Pesquisadora da Fiocruz alerta para perigos das infecções sexualmente transmissíveis

Tatiane Vargas (Ensp/Fiocruz)


Dados da Organização Mundial da Saúde (OMS) mostram que são registrados por dia no mundo mais de um milhão de casos de Infecções Sexualmente Transmissíveis (ISTs). Isso corresponde a quase 360 milhões de novas infecções ao ano. Possuir uma IST como a sífilis ou gonorreia, por exemplo, aumenta consideravelmente o risco de se adquirir ou transmitir o HIV para parceiros (a) sexuais. Na gestação, a sífilis, leva a mais de 300 mil mortes fetais e neonatais ao ano no mundo. Segundo Monica Malta, pesquisadora do Departamento de Ciências Sociais da Escola Nacional de Saúde Pública (Ensp/Fiocruz) e do Centro de Saúde Pública e Direitos Humanos da Johns Hopkins Bloomberg School of Public Health, que trabalha em pesquisas voltadas especialmente para a epidemiologia e prevenção do HIV/Aids em grupos mais vulneráveis, no Brasil, a situação é preocupante. Em 2015, foram registrados quase 66 mil casos de sífilis, sendo aproximadamente 33.400 casos em gestantes e 19.200 casos de sífilis congênita. Confira a entrevista na íntegra:

Recentemente, o Rio de Janeiro sediou o Congresso Mundial sobre Infecções Sexualmente Transmissíveis e HIV. Como foram as discussões e de que forma estamos caminhando no Brasil?

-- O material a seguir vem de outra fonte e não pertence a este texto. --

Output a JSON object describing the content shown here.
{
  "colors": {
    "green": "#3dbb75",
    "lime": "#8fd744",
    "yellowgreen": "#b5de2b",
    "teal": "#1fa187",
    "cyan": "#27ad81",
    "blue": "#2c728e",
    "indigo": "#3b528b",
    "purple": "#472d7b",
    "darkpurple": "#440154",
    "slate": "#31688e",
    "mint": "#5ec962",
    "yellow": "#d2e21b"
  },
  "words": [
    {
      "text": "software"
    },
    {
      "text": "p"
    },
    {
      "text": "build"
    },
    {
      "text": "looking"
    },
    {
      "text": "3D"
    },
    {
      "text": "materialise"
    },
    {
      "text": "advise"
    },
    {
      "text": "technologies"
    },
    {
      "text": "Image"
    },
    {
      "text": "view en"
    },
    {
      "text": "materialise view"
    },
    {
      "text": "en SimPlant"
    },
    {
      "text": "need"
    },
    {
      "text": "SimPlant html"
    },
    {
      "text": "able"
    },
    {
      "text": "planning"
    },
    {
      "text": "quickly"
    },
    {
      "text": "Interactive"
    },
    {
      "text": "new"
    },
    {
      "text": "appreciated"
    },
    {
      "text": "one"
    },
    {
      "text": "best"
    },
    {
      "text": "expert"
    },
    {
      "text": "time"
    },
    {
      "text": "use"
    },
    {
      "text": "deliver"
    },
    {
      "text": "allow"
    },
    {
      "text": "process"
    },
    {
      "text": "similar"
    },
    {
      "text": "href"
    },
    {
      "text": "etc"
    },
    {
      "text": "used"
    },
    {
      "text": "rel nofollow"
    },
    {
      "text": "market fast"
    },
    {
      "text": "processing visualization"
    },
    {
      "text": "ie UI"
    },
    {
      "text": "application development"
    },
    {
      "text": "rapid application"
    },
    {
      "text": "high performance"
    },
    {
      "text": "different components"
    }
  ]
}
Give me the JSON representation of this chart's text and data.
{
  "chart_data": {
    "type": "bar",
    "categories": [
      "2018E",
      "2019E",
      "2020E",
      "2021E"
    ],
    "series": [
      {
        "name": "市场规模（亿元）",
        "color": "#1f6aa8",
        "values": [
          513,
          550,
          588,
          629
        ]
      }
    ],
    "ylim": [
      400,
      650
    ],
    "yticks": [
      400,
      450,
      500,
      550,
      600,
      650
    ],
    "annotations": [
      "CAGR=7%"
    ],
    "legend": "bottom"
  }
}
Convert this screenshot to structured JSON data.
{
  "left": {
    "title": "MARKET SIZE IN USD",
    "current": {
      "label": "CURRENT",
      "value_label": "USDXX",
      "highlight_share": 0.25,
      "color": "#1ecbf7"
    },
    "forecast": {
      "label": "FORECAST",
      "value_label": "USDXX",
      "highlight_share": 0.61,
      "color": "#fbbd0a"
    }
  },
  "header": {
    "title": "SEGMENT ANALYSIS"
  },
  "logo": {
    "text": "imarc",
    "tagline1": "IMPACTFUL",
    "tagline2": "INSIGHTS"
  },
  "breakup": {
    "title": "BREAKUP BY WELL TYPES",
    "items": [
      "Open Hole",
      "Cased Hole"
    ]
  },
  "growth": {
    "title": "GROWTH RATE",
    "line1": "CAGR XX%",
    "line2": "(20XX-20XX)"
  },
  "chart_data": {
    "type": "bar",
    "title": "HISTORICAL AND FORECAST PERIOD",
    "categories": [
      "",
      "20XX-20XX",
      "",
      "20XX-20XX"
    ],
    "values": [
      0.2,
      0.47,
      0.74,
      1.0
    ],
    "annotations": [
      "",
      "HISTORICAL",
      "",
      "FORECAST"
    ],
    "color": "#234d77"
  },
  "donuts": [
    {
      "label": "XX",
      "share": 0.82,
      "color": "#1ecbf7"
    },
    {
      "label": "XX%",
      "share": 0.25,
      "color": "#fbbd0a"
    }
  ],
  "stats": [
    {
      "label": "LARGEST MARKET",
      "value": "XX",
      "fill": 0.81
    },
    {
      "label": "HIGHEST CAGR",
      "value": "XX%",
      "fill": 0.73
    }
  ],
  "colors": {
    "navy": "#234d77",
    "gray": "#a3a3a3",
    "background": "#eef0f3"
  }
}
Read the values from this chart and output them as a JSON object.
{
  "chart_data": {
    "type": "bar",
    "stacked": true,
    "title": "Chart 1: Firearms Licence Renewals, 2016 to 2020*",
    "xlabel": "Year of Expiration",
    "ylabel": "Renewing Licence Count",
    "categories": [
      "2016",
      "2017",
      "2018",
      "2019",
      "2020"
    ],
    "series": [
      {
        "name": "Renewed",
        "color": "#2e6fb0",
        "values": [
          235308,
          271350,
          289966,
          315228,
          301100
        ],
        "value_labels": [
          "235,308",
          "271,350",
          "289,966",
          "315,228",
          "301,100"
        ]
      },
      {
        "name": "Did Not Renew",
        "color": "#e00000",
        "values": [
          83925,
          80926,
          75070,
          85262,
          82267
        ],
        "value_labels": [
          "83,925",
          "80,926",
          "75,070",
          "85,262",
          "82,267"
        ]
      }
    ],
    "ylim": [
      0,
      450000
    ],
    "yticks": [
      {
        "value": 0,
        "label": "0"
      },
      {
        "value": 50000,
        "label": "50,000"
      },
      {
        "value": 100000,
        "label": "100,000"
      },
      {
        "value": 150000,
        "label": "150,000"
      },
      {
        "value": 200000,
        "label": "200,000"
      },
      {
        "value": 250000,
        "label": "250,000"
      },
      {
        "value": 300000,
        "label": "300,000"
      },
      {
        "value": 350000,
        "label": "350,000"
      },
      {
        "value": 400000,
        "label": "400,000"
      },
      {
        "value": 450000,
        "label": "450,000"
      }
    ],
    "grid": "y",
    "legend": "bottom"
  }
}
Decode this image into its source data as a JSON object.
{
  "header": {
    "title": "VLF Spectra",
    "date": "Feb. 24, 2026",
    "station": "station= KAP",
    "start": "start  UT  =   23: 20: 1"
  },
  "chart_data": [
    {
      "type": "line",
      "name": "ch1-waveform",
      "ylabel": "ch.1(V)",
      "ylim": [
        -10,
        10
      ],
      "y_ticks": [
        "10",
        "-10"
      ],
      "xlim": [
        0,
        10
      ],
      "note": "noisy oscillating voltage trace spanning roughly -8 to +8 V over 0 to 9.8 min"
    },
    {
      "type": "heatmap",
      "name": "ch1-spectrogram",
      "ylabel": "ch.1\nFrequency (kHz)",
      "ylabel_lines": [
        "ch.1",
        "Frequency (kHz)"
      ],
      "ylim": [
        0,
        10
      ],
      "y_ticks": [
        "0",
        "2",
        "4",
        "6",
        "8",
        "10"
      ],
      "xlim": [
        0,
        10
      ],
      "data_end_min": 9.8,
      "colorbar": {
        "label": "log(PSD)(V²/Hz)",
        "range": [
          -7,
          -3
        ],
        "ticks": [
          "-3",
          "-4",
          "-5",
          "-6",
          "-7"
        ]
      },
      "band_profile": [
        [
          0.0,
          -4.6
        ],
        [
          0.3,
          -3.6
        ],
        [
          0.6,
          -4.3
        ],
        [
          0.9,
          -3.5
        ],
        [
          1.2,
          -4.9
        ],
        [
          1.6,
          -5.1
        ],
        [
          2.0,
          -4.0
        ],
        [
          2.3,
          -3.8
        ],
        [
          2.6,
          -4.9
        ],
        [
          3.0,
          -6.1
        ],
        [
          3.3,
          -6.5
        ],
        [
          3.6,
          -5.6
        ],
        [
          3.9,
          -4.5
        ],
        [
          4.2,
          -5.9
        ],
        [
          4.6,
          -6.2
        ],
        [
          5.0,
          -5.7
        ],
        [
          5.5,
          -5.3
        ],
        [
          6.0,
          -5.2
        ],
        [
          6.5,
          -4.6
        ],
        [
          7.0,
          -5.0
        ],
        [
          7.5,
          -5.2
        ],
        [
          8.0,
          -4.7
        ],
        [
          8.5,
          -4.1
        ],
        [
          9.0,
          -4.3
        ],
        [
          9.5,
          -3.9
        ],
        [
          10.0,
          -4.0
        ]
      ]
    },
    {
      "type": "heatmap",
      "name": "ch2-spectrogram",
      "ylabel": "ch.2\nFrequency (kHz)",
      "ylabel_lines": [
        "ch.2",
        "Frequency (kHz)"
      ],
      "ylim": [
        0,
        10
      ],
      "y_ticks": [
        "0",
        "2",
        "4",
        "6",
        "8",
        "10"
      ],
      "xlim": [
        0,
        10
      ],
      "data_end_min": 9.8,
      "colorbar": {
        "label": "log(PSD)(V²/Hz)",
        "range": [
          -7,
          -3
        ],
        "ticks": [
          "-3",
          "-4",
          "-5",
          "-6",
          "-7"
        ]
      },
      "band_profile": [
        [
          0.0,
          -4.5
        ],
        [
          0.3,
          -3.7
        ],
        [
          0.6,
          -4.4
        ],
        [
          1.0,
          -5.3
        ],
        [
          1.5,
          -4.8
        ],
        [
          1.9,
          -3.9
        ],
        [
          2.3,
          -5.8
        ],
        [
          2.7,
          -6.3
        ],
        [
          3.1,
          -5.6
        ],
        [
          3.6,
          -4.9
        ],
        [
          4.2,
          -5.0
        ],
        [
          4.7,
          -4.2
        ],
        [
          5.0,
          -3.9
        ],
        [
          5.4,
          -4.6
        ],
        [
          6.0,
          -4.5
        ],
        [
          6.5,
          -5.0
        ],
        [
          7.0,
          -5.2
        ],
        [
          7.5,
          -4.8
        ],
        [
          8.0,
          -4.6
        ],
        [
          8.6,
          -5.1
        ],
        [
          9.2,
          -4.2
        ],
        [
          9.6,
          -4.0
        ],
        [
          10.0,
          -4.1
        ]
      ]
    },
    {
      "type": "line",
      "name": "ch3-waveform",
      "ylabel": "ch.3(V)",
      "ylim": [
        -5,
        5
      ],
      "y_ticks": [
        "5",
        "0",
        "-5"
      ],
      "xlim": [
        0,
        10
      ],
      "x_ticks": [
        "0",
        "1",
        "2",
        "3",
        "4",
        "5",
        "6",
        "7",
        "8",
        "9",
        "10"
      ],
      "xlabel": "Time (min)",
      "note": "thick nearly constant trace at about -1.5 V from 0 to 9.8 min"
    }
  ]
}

Monica Malta: O debate sobre o crescimento das ISTs, a eficácia das ações, os problemas atuais e as estratégias futuras estão, mais do que nunca, superatuais. Temos um problema sério de desabastecimento e dificuldade de gerenciamento no fluxo dos medicamentos, os quais afetam quem está na ponta, ou seja, o paciente. É ele que precisa do medicamento antirretroviral para tratar a infecção pelo HIV; ele que precisa da penicilina para tratar a sífilis, o kit de testagem para ISTs. Esse é um problema muito sério. Apenas em 2017, foram registrados diversos casos de desabastecimento, inclusive no Distrito Federal, o que significa total contrassenso, pois como podem faltar testes para sífilis justamente no Distrito Federal, se os testes são comprados pelo Ministério da Saúde?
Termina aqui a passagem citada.